At the top, he wrote carefully:

BEFORE LEAVING

Then he began his contract.

1. Spend several days doing nothing. Movies and junk food. Feel like a child again—without responsibility, without pain.

2. Eat at a truly good restaurant. The one my parents promised: "When you finish your studies, son, we'll take you to Le Ciel." I'll go alone. For them.

3. Help a stranger in real trouble. A quantifiable good deed. So at least one person can say, "He was a good guy."

4. Visit a beautiful place. So I can see what I missed. So I can say, "I saw beauty—and still chose to leave."

5. Leave a small impression on someone. Anyone. A measurable trace. So I'm not just a statistic. So someone says, "I knew a guy… Tomas… he was… something."

He stopped. The pen hovered.

This wasn't a farewell letter. It wasn't for sympathy.

It was a contract.

I'll do these. Then—quietly. No regret. No what if.

The front door opened. Cold air swept in before a girl entered.

Her dark brown hair fell in loose waves down her back. She moved with an easy confidence—black leather jacket, jeans, white sneakers. Her profile was striking: high cheekbones, soft lips. Even the drunkest men paused to look.

She walked straight to the counter.

"The usual, Lukas," she said, smiling.

"Laura," the bartender replied, brightening instantly. "Gin and tonic with lemon? And coffee?"

"Yes. It'll be a long night."

A regular. Young—nineteen, maybe twenty. Tomas barely reacted, his focus fixed on the amber swirl in his glass.

Then he caught Lukas murmuring to her.

"That guy in the corner—new face. Looks sad. Dangerous, too. Like he's waiting for something to break."

Her head turned. Her gaze crossed the room and met his—brief, steady, unflinching. She acknowledged him with a small nod. Shared awareness.

Tomas dropped his eyes immediately, irritation flaring at the unwanted connection.

When her drink was ready, she headed for the door, passing his table. Then she stopped.

"Hi," she said softly. "You look like you've lost the whole world."

He met her eyes. They were warm brown, flecked faintly with gold.

"And you look like you've just found it," he replied, his tone defensive, automatic.

She laughed—a bright, genuine sound that cut through the stale air.

"Maybe," she said. "But sometimes the world finds you." She smiled. "Goodnight."

Then she was gone.

A nice face. A warm smile. Meaningless.

An hour later, the bar was nearly empty. Lukas scrubbed the counter.

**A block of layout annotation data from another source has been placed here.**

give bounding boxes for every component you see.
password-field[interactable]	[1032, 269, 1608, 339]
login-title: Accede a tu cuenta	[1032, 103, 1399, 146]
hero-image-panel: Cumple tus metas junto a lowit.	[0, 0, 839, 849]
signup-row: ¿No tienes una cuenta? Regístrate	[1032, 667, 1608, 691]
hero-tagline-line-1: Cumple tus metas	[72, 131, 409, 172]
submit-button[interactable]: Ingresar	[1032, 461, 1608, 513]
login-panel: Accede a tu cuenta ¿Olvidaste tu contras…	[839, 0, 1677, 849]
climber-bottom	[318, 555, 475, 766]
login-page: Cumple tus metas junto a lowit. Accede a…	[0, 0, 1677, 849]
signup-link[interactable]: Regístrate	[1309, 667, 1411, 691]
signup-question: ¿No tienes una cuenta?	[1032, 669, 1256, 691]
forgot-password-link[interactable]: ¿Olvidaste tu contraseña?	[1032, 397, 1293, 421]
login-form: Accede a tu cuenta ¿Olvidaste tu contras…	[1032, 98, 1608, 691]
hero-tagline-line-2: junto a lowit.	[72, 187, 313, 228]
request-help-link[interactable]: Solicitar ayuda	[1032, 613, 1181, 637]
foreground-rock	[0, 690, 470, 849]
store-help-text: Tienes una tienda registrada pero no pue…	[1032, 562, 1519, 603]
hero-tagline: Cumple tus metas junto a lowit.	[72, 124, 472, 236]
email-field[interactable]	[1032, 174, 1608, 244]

"Alright," he sighed. "Time to call it."

Tomas stood, slightly unsteady, the weight of his coat pulling at his shoulders.

"Thanks for letting me sit here," he said. "And drink."

He handed over a fifty for a thirty-dollar tab.

The bartender looked at the bill, then at Tomas. He slid the change back.

"Keep it. Come by whenever things get heavy. The table'll still be there."

He hesitated. "Maybe someday you'll tell me what's really going on."

"Maybe," Tomas said.

He stepped back into the cold, clean night, the air biting his skin, the empty streets reflecting the distant flicker of neon, and felt the faintest stirrings of something he couldn't name.